They have a number of affiliate ads, but in the overall balance, if you want
to make a decision in 1 hour or less it's a pretty good source that I use.

------
ericzawo
Word of mouth has served me well, but you absolutely have to get your hands on
a laptop you're eyeing, if only to test things like overall feel, keyboard,
etc. No matter how much you read up on a machine, it doesn't compare to
getting a feel in the flesh :)

Otherwise there are innumerable reputable sources for info on the internet --
wirecutter, HN, MobileTechReview just to name a few. Good luck!

------
grawlinson
I have a hardware/software checklist that I won't compromise on. I have a more
complete list at home, but off the top of my head:

* No adaptive brightness on displays (or at least the ability to disable this abomination)
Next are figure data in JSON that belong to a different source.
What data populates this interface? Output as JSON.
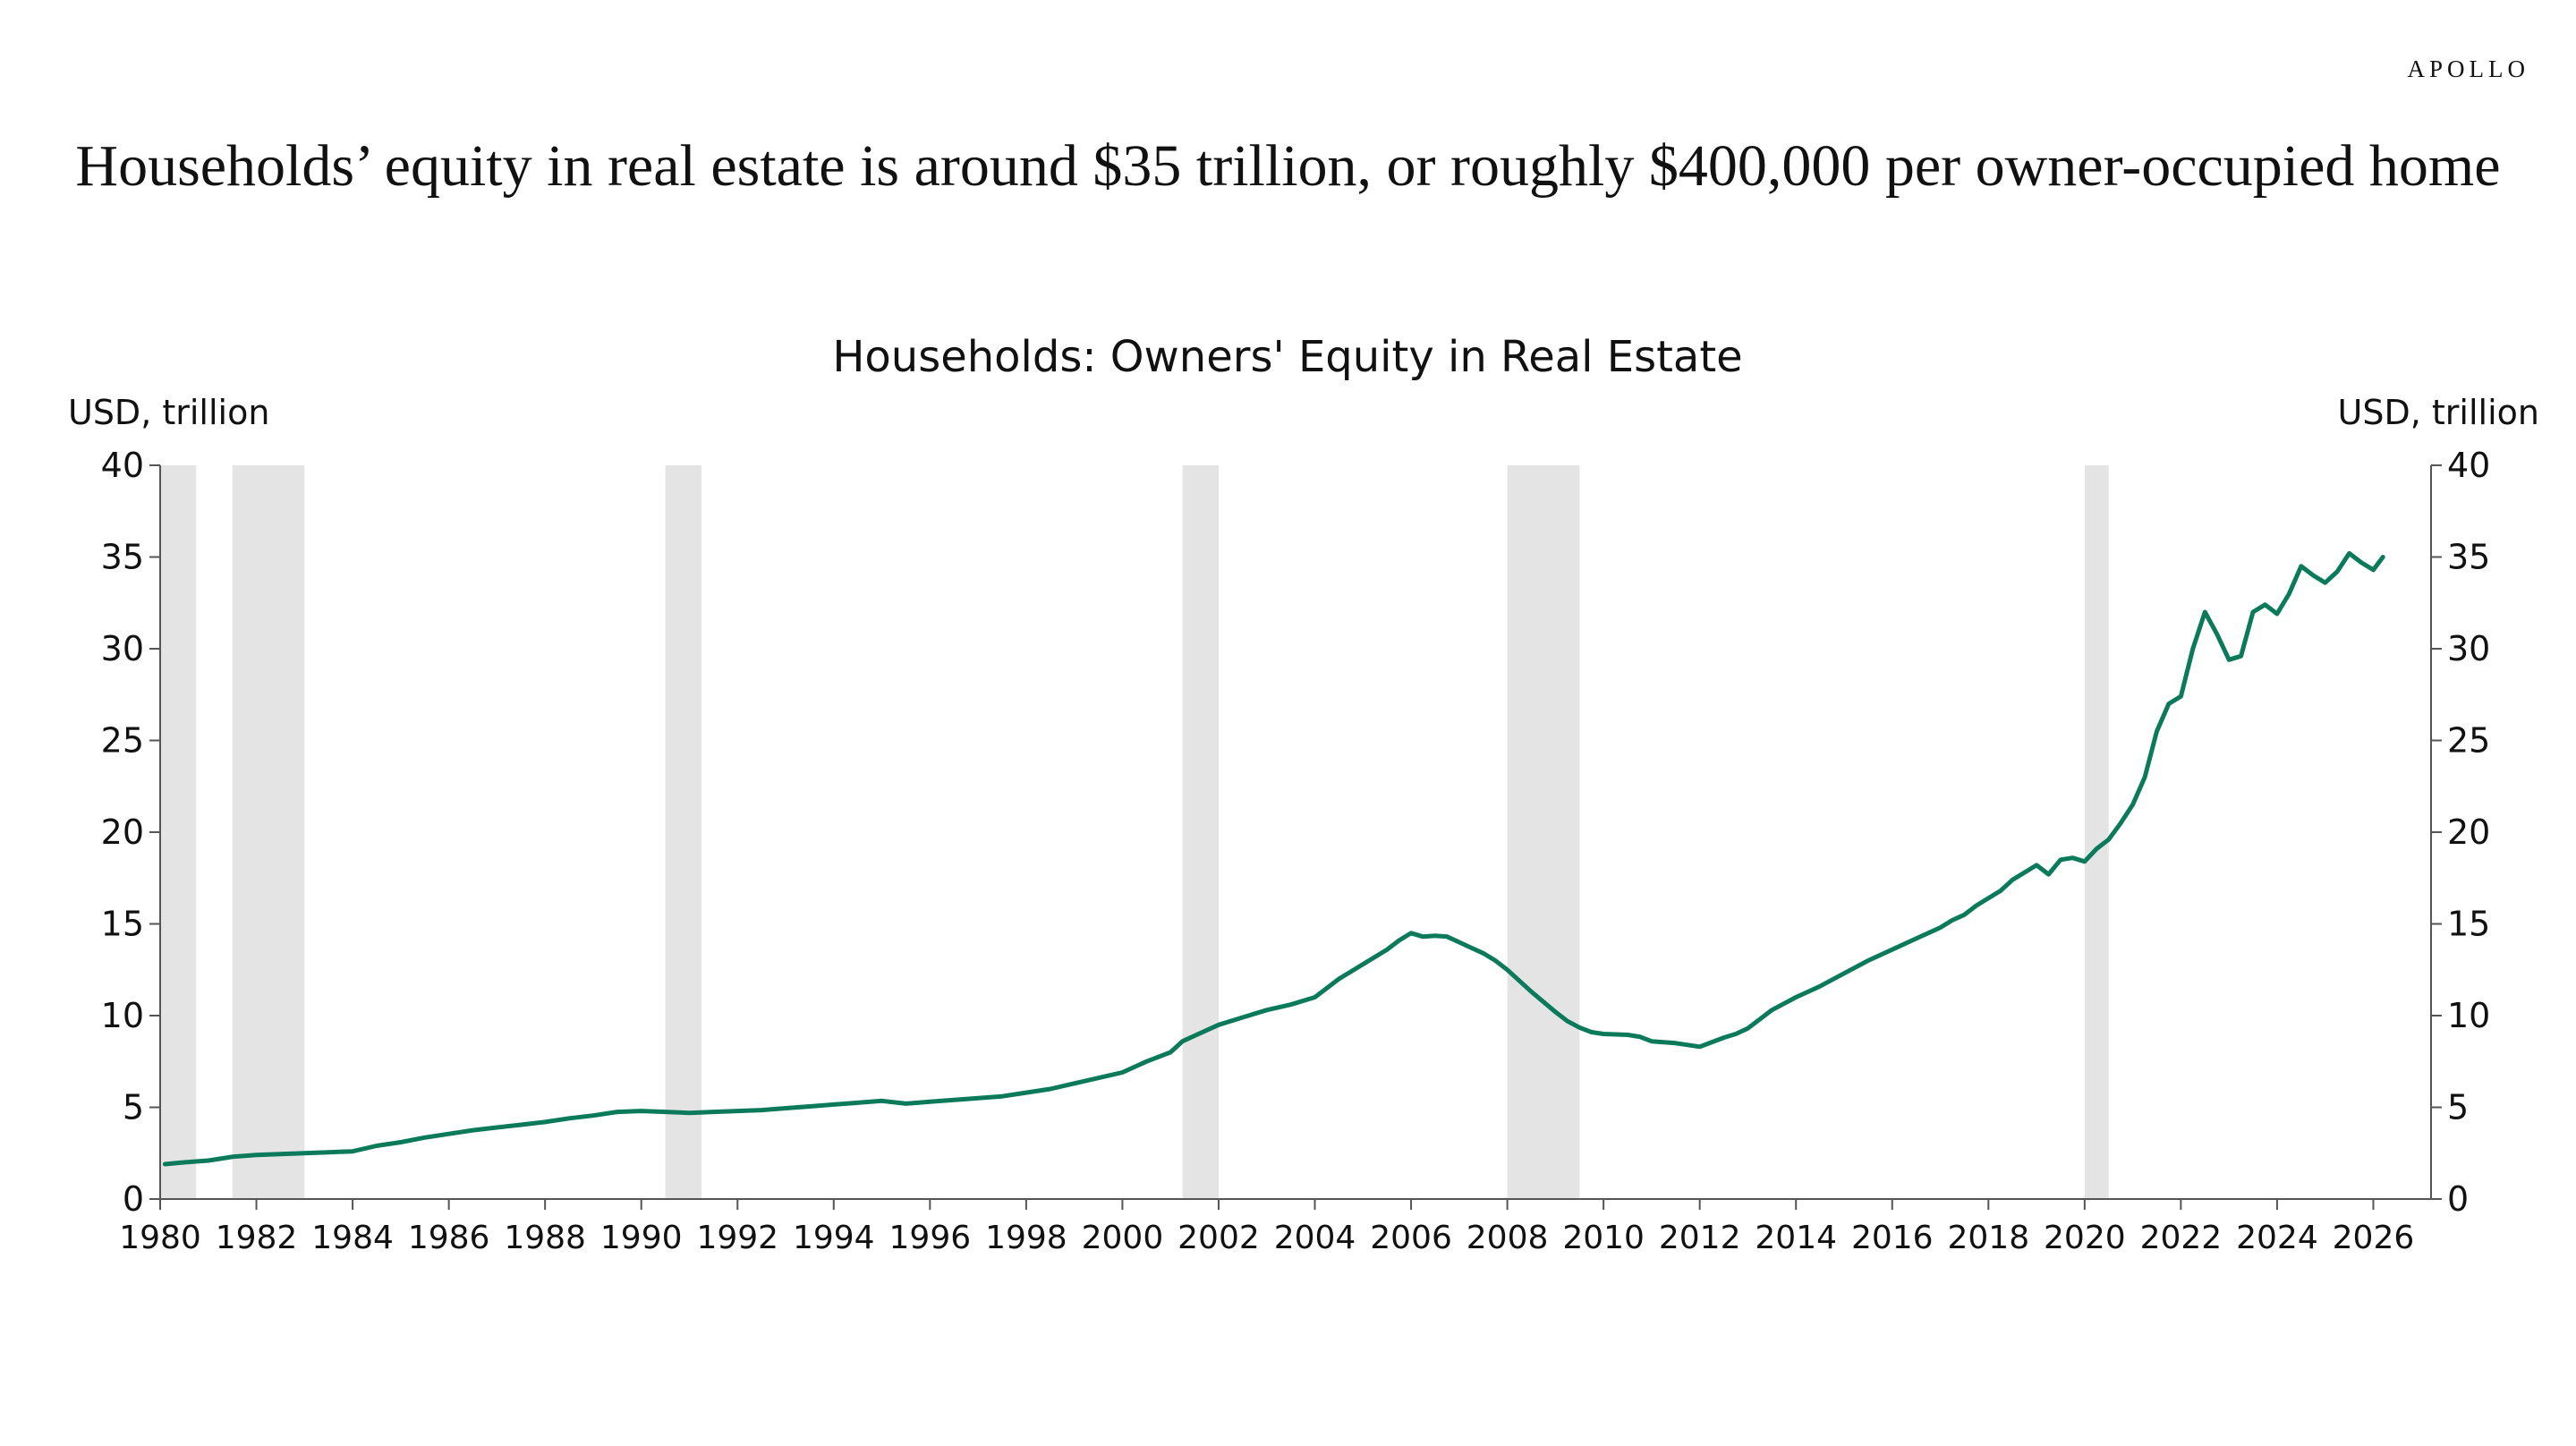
{
  "brand": "APOLLO",
  "headline": "Households’ equity in real estate is around $35 trillion, or roughly $400,000 per owner-occupied home",
  "colors": {
    "line": "#0b7a5a",
    "recession": "#e3e4e3",
    "axis": "#555555",
    "text": "#111111"
  },
  "chart_data": {
    "type": "line",
    "title": "Households: Owners' Equity in Real Estate",
    "ylabel_left": "USD, trillion",
    "ylabel_right": "USD, trillion",
    "xlim": [
      1980,
      2027.2
    ],
    "ylim": [
      0,
      40
    ],
    "xticks": [
      "1980",
      "1982",
      "1984",
      "1986",
      "1988",
      "1990",
      "1992",
      "1994",
      "1996",
      "1998",
      "2000",
      "2002",
      "2004",
      "2006",
      "2008",
      "2010",
      "2012",
      "2014",
      "2016",
      "2018",
      "2020",
      "2022",
      "2024",
      "2026"
    ],
    "yticks": [
      "0",
      "5",
      "10",
      "15",
      "20",
      "25",
      "30",
      "35",
      "40"
    ],
    "grid": false,
    "legend": "none",
    "recessions": [
      [
        1980.0,
        1980.75
      ],
      [
        1981.5,
        1983.0
      ],
      [
        1990.5,
        1991.25
      ],
      [
        2001.25,
        2002.0
      ],
      [
        2008.0,
        2009.5
      ],
      [
        2020.0,
        2020.5
      ]
    ],
    "series": [
      {
        "x": [
          1980.1,
          1980.5,
          1981.0,
          1981.5,
          1982.0,
          1982.5,
          1983.0,
          1983.5,
          1984.0,
          1984.5,
          1985.0,
          1985.5,
          1986.0,
          1986.5,
          1987.0,
          1987.5,
          1988.0,
          1988.5,
          1989.0,
          1989.5,
          1990.0,
          1990.5,
          1991.0,
          1991.5,
          1992.0,
          1992.5,
          1993.0,
          1993.5,
          1994.0,
          1994.5,
          1995.0,
          1995.5,
          1996.0,
          1996.5,
          1997.0,
          1997.5,
          1998.0,
          1998.5,
          1999.0,
          1999.5,
          2000.0,
          2000.5,
          2001.0,
          2001.25,
          2001.5,
          2002.0,
          2002.5,
          2003.0,
          2003.5,
          2004.0,
          2004.25,
          2004.5,
          2005.0,
          2005.5,
          2005.75,
          2006.0,
          2006.25,
          2006.5,
          2006.75,
          2007.0,
          2007.5,
          2007.75,
          2008.0,
          2008.5,
          2009.0,
          2009.25,
          2009.5,
          2009.75,
          2010.0,
          2010.5,
          2010.75,
          2011.0,
          2011.5,
          2012.0,
          2012.5,
          2012.75,
          2013.0,
          2013.5,
          2014.0,
          2014.5,
          2015.0,
          2015.5,
          2016.0,
          2016.5,
          2017.0,
          2017.25,
          2017.5,
          2017.75,
          2018.0,
          2018.25,
          2018.5,
          2018.75,
          2019.0,
          2019.25,
          2019.5,
          2019.75,
          2020.0,
          2020.25,
          2020.5,
          2020.75,
          2021.0,
          2021.25,
          2021.5,
          2021.75,
          2022.0,
          2022.25,
          2022.5,
          2022.75,
          2023.0,
          2023.25,
          2023.5,
          2023.75,
          2024.0,
          2024.25,
          2024.5,
          2024.75,
          2025.0,
          2025.25,
          2025.5,
          2025.75,
          2026.0,
          2026.2
        ],
        "values": [
          1.9,
          2.0,
          2.1,
          2.3,
          2.4,
          2.45,
          2.5,
          2.55,
          2.6,
          2.9,
          3.1,
          3.35,
          3.55,
          3.75,
          3.9,
          4.05,
          4.2,
          4.4,
          4.55,
          4.75,
          4.8,
          4.75,
          4.7,
          4.75,
          4.8,
          4.85,
          4.95,
          5.05,
          5.15,
          5.25,
          5.35,
          5.2,
          5.3,
          5.4,
          5.5,
          5.6,
          5.8,
          6.0,
          6.3,
          6.6,
          6.9,
          7.5,
          8.0,
          8.6,
          8.9,
          9.5,
          9.9,
          10.3,
          10.6,
          11.0,
          11.5,
          12.0,
          12.8,
          13.6,
          14.1,
          14.5,
          14.3,
          14.35,
          14.3,
          14.0,
          13.4,
          13.0,
          12.5,
          11.3,
          10.2,
          9.7,
          9.35,
          9.1,
          9.0,
          8.95,
          8.85,
          8.6,
          8.5,
          8.3,
          8.8,
          9.0,
          9.3,
          10.3,
          11.0,
          11.6,
          12.3,
          13.0,
          13.6,
          14.2,
          14.8,
          15.2,
          15.5,
          16.0,
          16.4,
          16.8,
          17.4,
          17.8,
          18.2,
          17.7,
          18.5,
          18.6,
          18.4,
          19.1,
          19.6,
          20.5,
          21.5,
          23.0,
          25.5,
          27.0,
          27.4,
          30.0,
          32.0,
          30.8,
          29.4,
          29.6,
          32.0,
          32.4,
          31.9,
          33.0,
          34.5,
          34.0,
          33.6,
          34.2,
          35.2,
          34.7,
          34.3,
          35.0
        ]
      }
    ]
  }
}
* Only Atheros/Intel communications chips

* Ability to completely disable Secure Boot, or any other UEFI/BIOS bullshit

* Standard keyboard layout without any custom/missing keys

------
wprapido
ebay works fine for me. checking local classifieds (craigslist, gumtree, olx,
...) is very fruitful too. word of mouth brought some beautiful devices to me

as for reviews. wirecutter, notebookreview, pcworld, ... trying a machine
myself out before purchase is a must. recommendations from people i trust rank
pretty high as well